19 kwietnia 2022, 12:31

This diagram looks like an overkill for this task - extracting the data in the way MAP->LIST->ARRAY->LIST is really unnecessary and it makes your solution too complex. To solve it is enough to define two lists to sort the values and additionaly and array to keep an order. The proposal of the solution can be as below:

public static void sortuj(String[] tablica) {
        ArrayList <Integer> integers = new ArrayList<>();
        ArrayList <String> strings = new ArrayList<>();
        boolean [] order = new boolean[tablica.length]; //boolean array(to keep track of an order of given items)

// splitting data into two separate lists(strings, integers) + boolean array(true for strings, false for ints)
        for (int i = 0; i < tablica.length; i++) {
            if (isLiczba(tablica[i])){
                integers.add(Integer.parseInt(tablica[i]));
                order[i] = false;
            }else {
                strings.add(tablica[i]);
                order[i] = true;
            }
        }

//sorting strings list
        Collections.sort(strings, new Comparator<String>() {

            @Override
            public int compare(String arg0, String arg1) {
                if (isWiekszeOd(arg0, arg1)) {
                    return 1;
                }
                return -1;
            }
        });

//sorting integers list
        Collections.sort(integers, Collections.reverseOrder());

//assigning sorted values to an array
        for (int i=0, strI=0, intI=0; i < tablica.length; i++) {
            if (order[i]) {
                tablica[i] = strings.get(strI++);
            } else {
                tablica[i] = String.valueOf(integers.get(intI++));
            }
        }
    }

Lisa L

Poziom 47 , Nuremberg, Germany

19 kwietnia 2022, 13:43

That's still somewhat complex. At that time we already coded some basic sort algorithm several times (bubble- or selection sort - except you were super smart and used Collections or Arrays class build in functionality). This time you could do the same and just code a simple bubble sort with the two nested loops... but with one lil difference... if the outer loops iteration is matching an int, then only sort when the inner loops iteration also is an int.
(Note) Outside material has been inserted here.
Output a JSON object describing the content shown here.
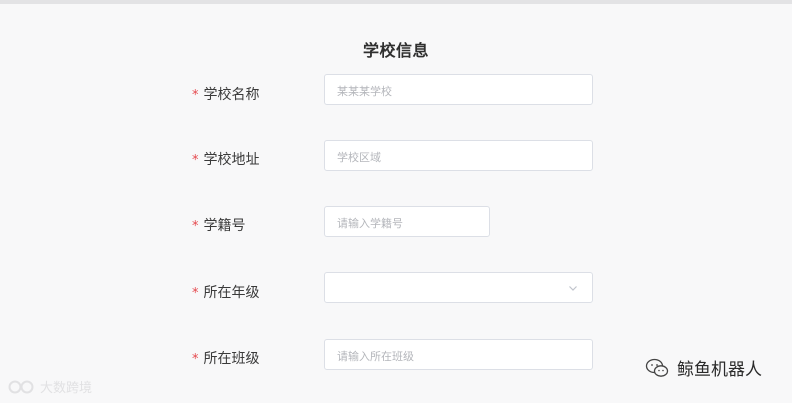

If the inner loops iteration is a string, then skip. Preceed similar if the outer loops iteration is matching a string, then just sort if the inner loops iteration is also a string. That's it. That way you'd need no additional collection/ array. However the complexity is O(n^2) while your solutions complexity is O(n log n). The downside is the memory consumption orig + 3 lists + 2 for sort (mergesort needs twice the mem). So your mem usage would be at least 6 times the bubble sort approaches mem usage. btw. sorting the string list could easily be done with just Collections.sort(strings); No need to write a Comparator. if CG insists on the usage of isWiekszeOd then just try to call it somewhere in your code isWiekszeOd(0, 0); and throwing away the result. or you make it a lambda

Collections.sort(strings, (String a, String b) -> isWiekszeOd(a, b) ? 1 : -1);